While coal company CEOs flog the supposed wonders of “clean” coal – they cannot get around the latest coal industry disaster: massive coal sludge spills. To see more of the destruction, just look at the aerial video of the spill. How many more reminders do we need that burning coal for power is filthy and dangerous? And will those doing the cleanup and those living nearby in the aftermath be properly protected in this possibly toxic environment?
The coal industry’s poor design and maintenance of its sludge ponds has a long and sordid history: In 1972, a giant impoundment collapsed in Logan County, West Virginia, causing a landslide that killed 125 people, injured 1,000 others, and left 4,000 people homeless.
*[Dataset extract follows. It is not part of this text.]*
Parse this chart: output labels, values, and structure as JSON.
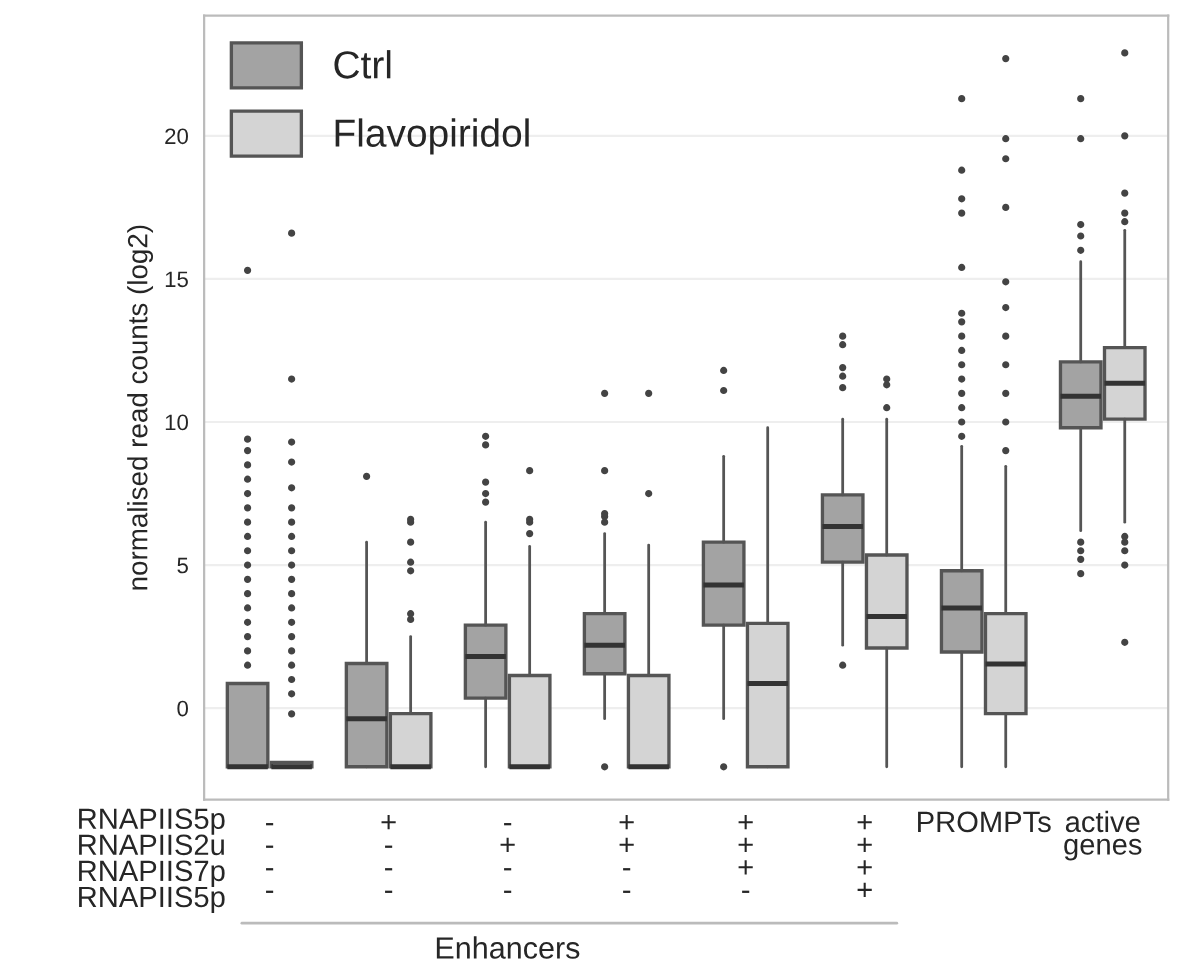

In 2000, a sludge impoundment failed in Inez, Kentucky, spilling more than 300 million gallons of coal-contaminated waste into local waterways. According to the Environmental Protection Agency, this was among the largest environmental disasters ever to occur East of the Mississippi.
There are literally hundreds of these sludge impoundments across the United States. As coal has dominated Appalachia, it has left behind a toxic legacy for residents, a legacy that will haunt the region for decades. For example, in Sundial, West Virginia, an elementary school sits just 400 yards downhill from a massive impoundment containing 2.8 billion gallons of toxic coal sludge.
Next time you hear some PR spin about an imaginary fuel called “clean” coal” ask them about the hundreds of thousands of Americans who struggle to breathe because of air pollution from coal burning, or the latest Americans whose homes have been destroyed or flooded by coal sludge.
P.S.- There is no air pollution or devastating flooding associated with solar and wind power.